We gave Bill a bag of bourbon-filled chocolates for Christmas. I tried one yesterday, and suddenly travelled through time back to my great uncle Laurie's groovy pad in Sydney, in the 1980s. I don't consciously remember there being a lot of liqueur choc around, but the synapses dialled it up immediately, so there must have been. And it would certainly be consistent with his world.
Laurie was Poppa's younger brother, a tailor, and a jazz musician. I wish I could say I heard him play, but I never did. Poppa himself was an extremely dapper looking jazzman in his younger days - we have an photo of him playing a tenor sax that could be an ad for Brylcreem. I have just called Sally to co-opt her memories of Laurie, and she has got the impression from Mum that while Poppa was away at the war, Laurie borrowed his saxophone and ended up being the family musician.
Uncle Laurie was a bachelor for much of his life, then suddenly there was an Auntie Faye. She was a glamorous Mae West-ish lounge singer, who is famous in our family for her appearances on the Mike Walsh show. Poppa and Grandma were living in a 5th floor unit by the harbour at this stage, in an affluent street of similar residential blocks. Their block was called Wolsely, and Faye and Laurie were just up the street in Edgewater. Their unit was very stylish. I remember an exercise bike and a special fridge full of small bottles of strangely unsweet fizzy drink, which we assumed were laid on for us kids. We were not familiar with the term "mixers". Sally remembers much more, including a room full of stuffed animals, a chihuahua named Xavier Cugat, and a marble and brass old-timey style telephone with a little music box beside it, upon which you were supposed to rest the phone to provide 'hold music' while you fetched someone. Xavier Cugat was a popular fixture at Laurie's tailoring shop. He once appeared in aWomens Weekly article about Sydney's little-known tourist attractions.

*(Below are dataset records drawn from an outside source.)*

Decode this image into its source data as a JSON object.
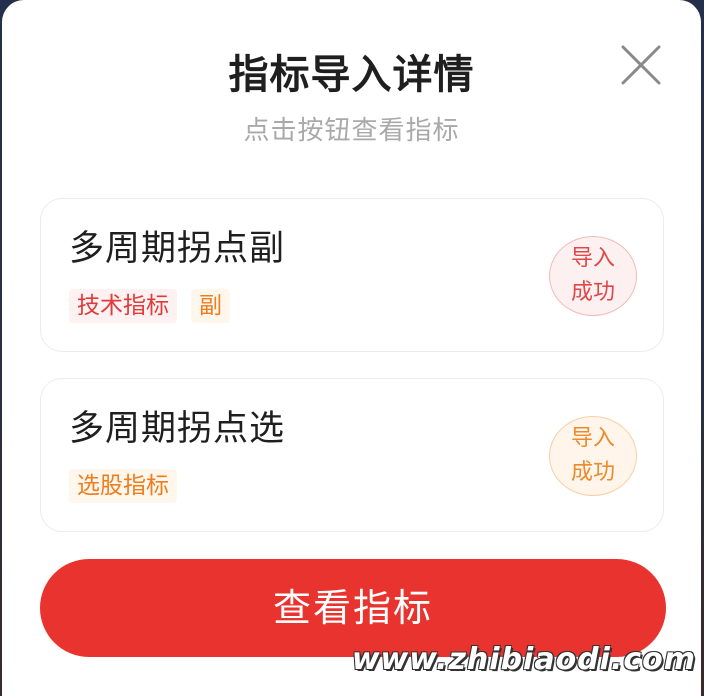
{
  "dialog": {
    "title": "指标导入详情",
    "subtitle": "点击按钮查看指标",
    "close_icon": "close-icon"
  },
  "items": [
    {
      "name": "多周期拐点副",
      "tags": [
        "技术指标",
        "副"
      ],
      "status_line1": "导入",
      "status_line2": "成功",
      "status_color": "#e04848"
    },
    {
      "name": "多周期拐点选",
      "tags": [
        "选股指标"
      ],
      "status_line1": "导入",
      "status_line2": "成功",
      "status_color": "#ee8a2a"
    }
  ],
  "actions": {
    "view_label": "查看指标",
    "accent_color": "#e8332f"
  },
  "watermark": "www.zhibiaodi.com"
}
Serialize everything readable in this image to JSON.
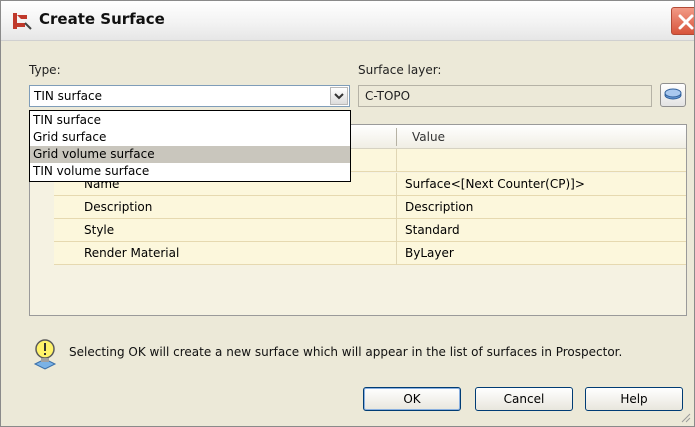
{
  "dialog": {
    "title": "Create Surface",
    "colors": {
      "title_accent": "#d8543b",
      "selection": "#c9c6bd",
      "grid_bg": "#fcf7dc"
    }
  },
  "type": {
    "label": "Type:",
    "selected": "TIN surface",
    "options": [
      "TIN surface",
      "Grid surface",
      "Grid volume surface",
      "TIN volume surface"
    ],
    "highlighted_option": "Grid volume surface"
  },
  "surface_layer": {
    "label": "Surface layer:",
    "value": "C-TOPO",
    "button_icon": "layer-picker-icon"
  },
  "properties": {
    "column_value_header": "Value",
    "rows": [
      {
        "property": "Name",
        "value": "Surface<[Next Counter(CP)]>"
      },
      {
        "property": "Description",
        "value": "Description"
      },
      {
        "property": "Style",
        "value": "Standard"
      },
      {
        "property": "Render Material",
        "value": "ByLayer"
      }
    ]
  },
  "info": {
    "icon": "lightbulb-icon",
    "text": "Selecting OK will create a new surface which will appear in the list of surfaces in Prospector."
  },
  "buttons": {
    "ok": "OK",
    "cancel": "Cancel",
    "help": "Help"
  }
}
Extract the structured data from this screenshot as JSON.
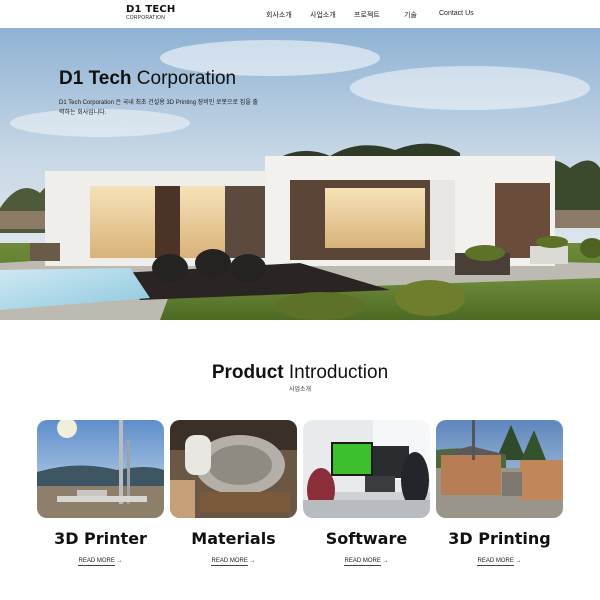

Laurie and Faye later built a house at Elenora Heights, looking over the northern beaches. This place was even more swanky, all done in a very pervasive black and red theme, with a lot of allusions to bullfighting and haughty señoritas. There was a massive black coffee table like a low dining table for six, supporting a black marble sculpted bull, a vividly glazed red ceramic ashtray the size and weight of an olympic discus, and a black tabletop lighter like a housebrick. He had a bar of course - every male relative in Sydney seemed to have a bar, apart from Poppa, who was a man of the straight and narrow road.
So Mike Walsh's people stopped calling at some stage, and Faye started singing on cruise ships. She had an affair with someone she met aboard, and left Laurie, who was terribly heartbroken. That ended badly for her, and she reappeared basically destitute, so Laurie gave her a job in the shop. When he died he left everything to Faye.
I wish I knew exactly what to bite into to call up all the rest of the dear departed relations from my youth.